La frappe dans le premier sens – la création d’un NFT – est exempte d’impôt. Il s’agit simplement d’entrer une entrée de données dans le grand livre public connu sous le nom de blockchain, et il n’y a donc aucun événement imposable. Mais la frappe coûte des frais d’essence, et vous voudrez peut-être ajouter des dépenses à votre base de coûts.

Vendre un NFT que vous avez créé

Mais pour beaucoup d’autres, frapper un NFT est la première étape de la vente.

La vente d’un NFT que vous avez créé est soumise à l’impôt sur le revenu. Ceci est différent de la vente de NFT créés par d’autres sur les marchés secondaires, qui est soumise à l’impôt sur les gains en capital.

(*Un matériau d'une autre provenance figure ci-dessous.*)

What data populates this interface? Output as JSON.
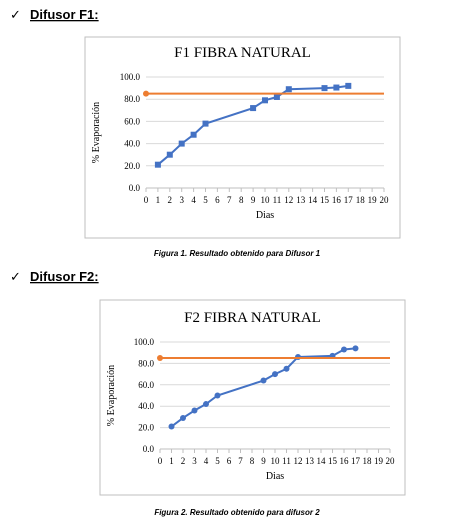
{
  "sections": [
    {
      "marker": "✓",
      "heading": "Difusor F1:",
      "caption": "Figura 1. Resultado obtenido para Difusor 1"
    },
    {
      "marker": "✓",
      "heading": "Difusor F2:",
      "caption": "Figura 2. Resultado obtenido para difusor 2"
    }
  ],
  "chart_data": [
    {
      "type": "line",
      "title": "F1 FIBRA NATURAL",
      "xlabel": "Dias",
      "ylabel": "% Evaporación",
      "xlim": [
        0,
        20
      ],
      "ylim": [
        0,
        100
      ],
      "xticks": [
        0,
        1,
        2,
        3,
        4,
        5,
        6,
        7,
        8,
        9,
        10,
        11,
        12,
        13,
        14,
        15,
        16,
        17,
        18,
        19,
        20
      ],
      "yticks": [
        {
          "value": 0,
          "label": "0.0"
        },
        {
          "value": 20,
          "label": "20.0"
        },
        {
          "value": 40,
          "label": "40.0"
        },
        {
          "value": 60,
          "label": "60.0"
        },
        {
          "value": 80,
          "label": "80.0"
        },
        {
          "value": 100,
          "label": "100.0"
        }
      ],
      "grid": true,
      "series": [
        {
          "color": "#4472c4",
          "marker": "square",
          "x": [
            1,
            2,
            3,
            4,
            5,
            9,
            10,
            11,
            12,
            15,
            16,
            17
          ],
          "values": [
            21,
            30,
            40,
            48,
            58,
            72,
            79,
            82,
            89,
            90,
            90.5,
            92
          ]
        },
        {
          "color": "#ed7d31",
          "marker": "start",
          "x": [
            0,
            20
          ],
          "values": [
            85,
            85
          ]
        }
      ]
    },
    {
      "type": "line",
      "title": "F2 FIBRA NATURAL",
      "xlabel": "Dias",
      "ylabel": "% Evaporación",
      "xlim": [
        0,
        20
      ],
      "ylim": [
        0,
        100
      ],
      "xticks": [
        0,
        1,
        2,
        3,
        4,
        5,
        6,
        7,
        8,
        9,
        10,
        11,
        12,
        13,
        14,
        15,
        16,
        17,
        18,
        19,
        20
      ],
      "yticks": [
        {
          "value": 0,
          "label": "0.0"
        },
        {
          "value": 20,
          "label": "20.0"
        },
        {
          "value": 40,
          "label": "40.0"
        },
        {
          "value": 60,
          "label": "60.0"
        },
        {
          "value": 80,
          "label": "80.0"
        },
        {
          "value": 100,
          "label": "100.0"
        }
      ],
      "grid": true,
      "series": [
        {
          "color": "#4472c4",
          "marker": "circle",
          "x": [
            1,
            2,
            3,
            4,
            5,
            9,
            10,
            11,
            12,
            15,
            16,
            17
          ],
          "values": [
            21,
            29,
            36,
            42,
            50,
            64,
            70,
            75,
            86,
            87,
            93,
            94
          ]
        },
        {
          "color": "#ed7d31",
          "marker": "start",
          "x": [
            0,
            20
          ],
          "values": [
            85,
            85
          ]
        }
      ]
    }
  ]
}
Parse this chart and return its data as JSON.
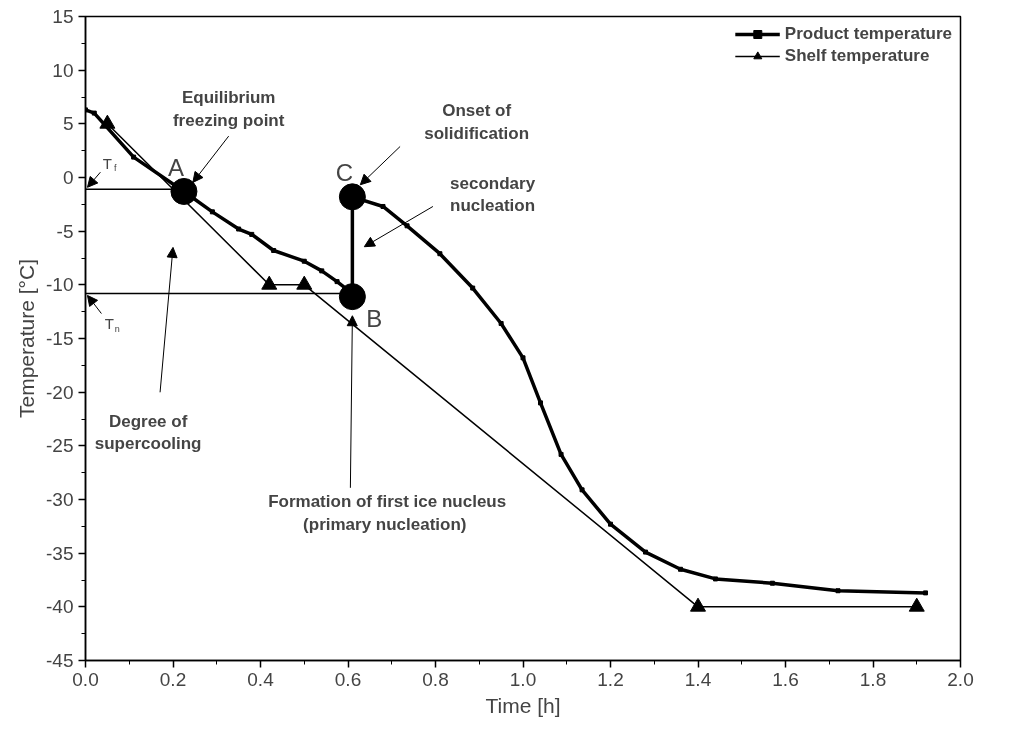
{
  "chart_data": {
    "type": "line",
    "xlabel": "Time [h]",
    "ylabel": "Temperature [°C]",
    "xlim": [
      0,
      2
    ],
    "ylim": [
      -45,
      15
    ],
    "xticks": [
      {
        "value": 0,
        "label": "0.0"
      },
      0.2,
      0.4,
      0.6,
      0.8,
      {
        "value": 1,
        "label": "1.0"
      },
      1.2,
      1.4,
      1.6,
      1.8,
      {
        "value": 2,
        "label": "2.0"
      }
    ],
    "yticks": [
      -45,
      -40,
      -35,
      -30,
      -25,
      -20,
      -15,
      -10,
      -5,
      0,
      5,
      10,
      15
    ],
    "grid": false,
    "legend": "top right",
    "series": [
      {
        "name": "Product temperature",
        "color": "#000000",
        "marker": "square",
        "x": [
          0,
          0.02,
          0.11,
          0.225,
          0.29,
          0.35,
          0.38,
          0.43,
          0.5,
          0.54,
          0.575,
          0.6,
          0.61,
          0.61,
          0.68,
          0.735,
          0.81,
          0.885,
          0.95,
          1.0,
          1.04,
          1.087,
          1.135,
          1.2,
          1.28,
          1.36,
          1.44,
          1.57,
          1.72,
          1.92
        ],
        "values": [
          6.3,
          6.0,
          1.9,
          -1.3,
          -3.2,
          -4.8,
          -5.3,
          -6.8,
          -7.8,
          -8.7,
          -9.7,
          -10.5,
          -11.1,
          -1.8,
          -2.7,
          -4.5,
          -7.1,
          -10.3,
          -13.6,
          -16.8,
          -21,
          -25.8,
          -29.1,
          -32.3,
          -34.9,
          -36.5,
          -37.4,
          -37.8,
          -38.5,
          -38.7
        ]
      },
      {
        "name": "Shelf temperature",
        "color": "#000000",
        "marker": "triangle",
        "x": [
          0.05,
          0.42,
          0.5,
          1.4,
          1.9
        ],
        "values": [
          5,
          -10,
          -10,
          -40,
          -40
        ]
      },
      {
        "color": "#000000",
        "type": "scatter",
        "marker": "circle",
        "x": [
          0.225,
          0.61,
          0.61
        ],
        "values": [
          -1.3,
          -11.1,
          -1.8
        ]
      },
      {
        "color": "#000000",
        "marker": "none",
        "x": [
          0,
          0.225
        ],
        "values": [
          -1.1,
          -1.1
        ]
      },
      {
        "color": "#000000",
        "marker": "none",
        "x": [
          0,
          0.61
        ],
        "values": [
          -10.8,
          -10.8
        ]
      }
    ],
    "annotations": [
      {
        "text": "A",
        "x": 0.225,
        "y": -1.3
      },
      {
        "text": "B",
        "x": 0.61,
        "y": -11.1
      },
      {
        "text": "C",
        "x": 0.61,
        "y": -1.8
      },
      "Equilibrium\nfreezing point",
      "Onset of\nsolidification",
      "secondary\nnucleation",
      "Degree of\nsupercooling",
      "Formation of first ice nucleus\n (primary nucleation)",
      {
        "text": "T$_{f}$",
        "x": 0,
        "y": -1.1
      },
      {
        "text": "T$_{n}$",
        "x": 0,
        "y": -10.8
      }
    ]
  }
}
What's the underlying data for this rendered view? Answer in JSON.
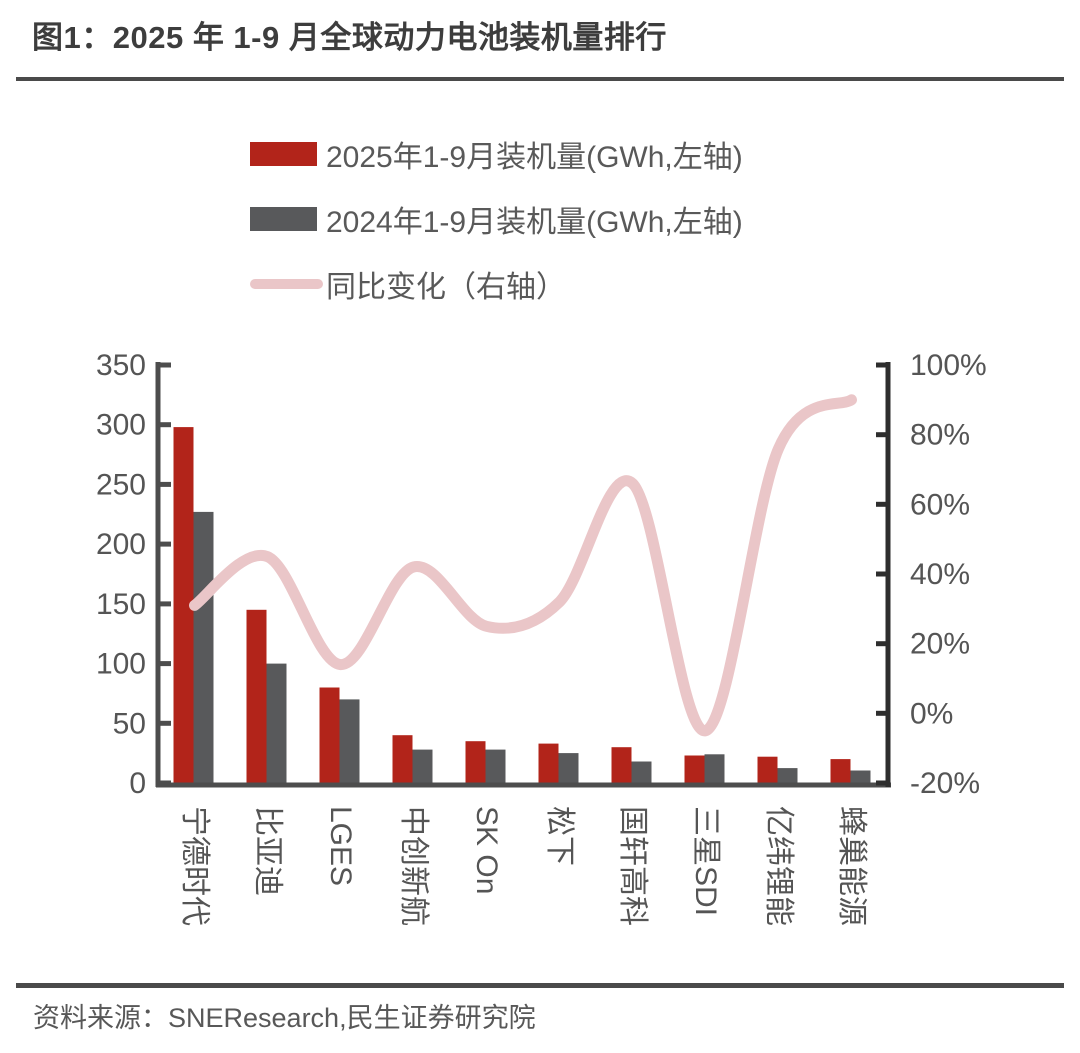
{
  "title": "图1：2025 年 1-9 月全球动力电池装机量排行",
  "source": "资料来源：SNEResearch,民生证券研究院",
  "legend": [
    {
      "label": "2025年1-9月装机量(GWh,左轴)",
      "swatch": "bar",
      "color": "#b2241a"
    },
    {
      "label": "2024年1-9月装机量(GWh,左轴)",
      "swatch": "bar",
      "color": "#58595b"
    },
    {
      "label": "同比变化（右轴）",
      "swatch": "line",
      "color": "#eac6c8"
    }
  ],
  "colors": {
    "bar_2025": "#b2241a",
    "bar_2024": "#58595b",
    "yoy_line": "#eac6c8",
    "axis": "#4d4d4d",
    "right_axis": "#2e2e2e",
    "tick_text": "#555555",
    "title_text": "#3d3d3d"
  },
  "chart_data": {
    "type": "bar",
    "subtype": "combo-bar-line-dual-axis",
    "categories": [
      "宁德时代",
      "比亚迪",
      "LGES",
      "中创新航",
      "SK On",
      "松下",
      "国轩高科",
      "三星SDI",
      "亿纬锂能",
      "蜂巢能源"
    ],
    "series": [
      {
        "name": "2025年1-9月装机量(GWh,左轴)",
        "type": "bar",
        "axis": "left",
        "color": "#b2241a",
        "values": [
          298,
          145,
          80,
          40,
          35,
          33,
          30,
          23,
          22,
          20
        ]
      },
      {
        "name": "2024年1-9月装机量(GWh,左轴)",
        "type": "bar",
        "axis": "left",
        "color": "#58595b",
        "values": [
          227,
          100,
          70,
          28,
          28,
          25,
          18,
          24,
          12.5,
          10.5
        ]
      },
      {
        "name": "同比变化（右轴）",
        "type": "line",
        "axis": "right",
        "color": "#eac6c8",
        "values": [
          31,
          45,
          14,
          42,
          25,
          32,
          66,
          -5,
          76,
          90
        ]
      }
    ],
    "left_axis": {
      "min": 0,
      "max": 350,
      "step": 50,
      "tick_labels": [
        "0",
        "50",
        "100",
        "150",
        "200",
        "250",
        "300",
        "350"
      ]
    },
    "right_axis": {
      "min": -20,
      "max": 100,
      "step": 20,
      "tick_labels": [
        "-20%",
        "0%",
        "20%",
        "40%",
        "60%",
        "80%",
        "100%"
      ]
    },
    "grid": false,
    "legend_position": "top"
  }
}
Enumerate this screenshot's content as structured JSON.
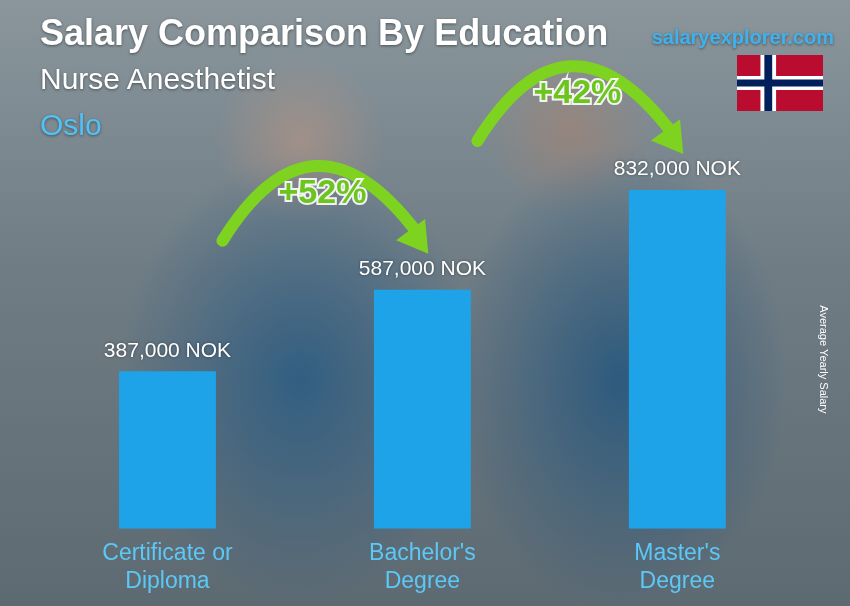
{
  "chart_data": {
    "type": "bar",
    "title": "Salary Comparison By Education",
    "subtitle": "Nurse Anesthetist",
    "location": "Oslo",
    "source": "salaryexplorer.com",
    "y_label": "Average Yearly Salary",
    "categories": [
      "Certificate or Diploma",
      "Bachelor's Degree",
      "Master's Degree"
    ],
    "values": [
      387000,
      587000,
      832000
    ],
    "value_labels": [
      "387,000 NOK",
      "587,000 NOK",
      "832,000 NOK"
    ],
    "data_labels": true,
    "annotations": [
      "+52%",
      "+42%"
    ],
    "color": "#1fa3e8",
    "grid": false,
    "tick_labels": "x"
  }
}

Bien qu’il puisse être clair ce que vous devez faire pour déposer vos taxes DeFi et NFT, avec autant de pièces mobiles et de nuances à garder à l’esprit, les modalités pratiques de le faire peuvent être complexes. Une solution consiste à utiliser un logiciel de crypto-taxe tel que Koinly pour rationaliser le processus ; en important automatiquement les détails de vos transactions NFT, ainsi que vos transactions sur des DEX tels que Uniswap et PancakeSwap, vous pouvez générer un rapport fiscal complet en quelques secondes.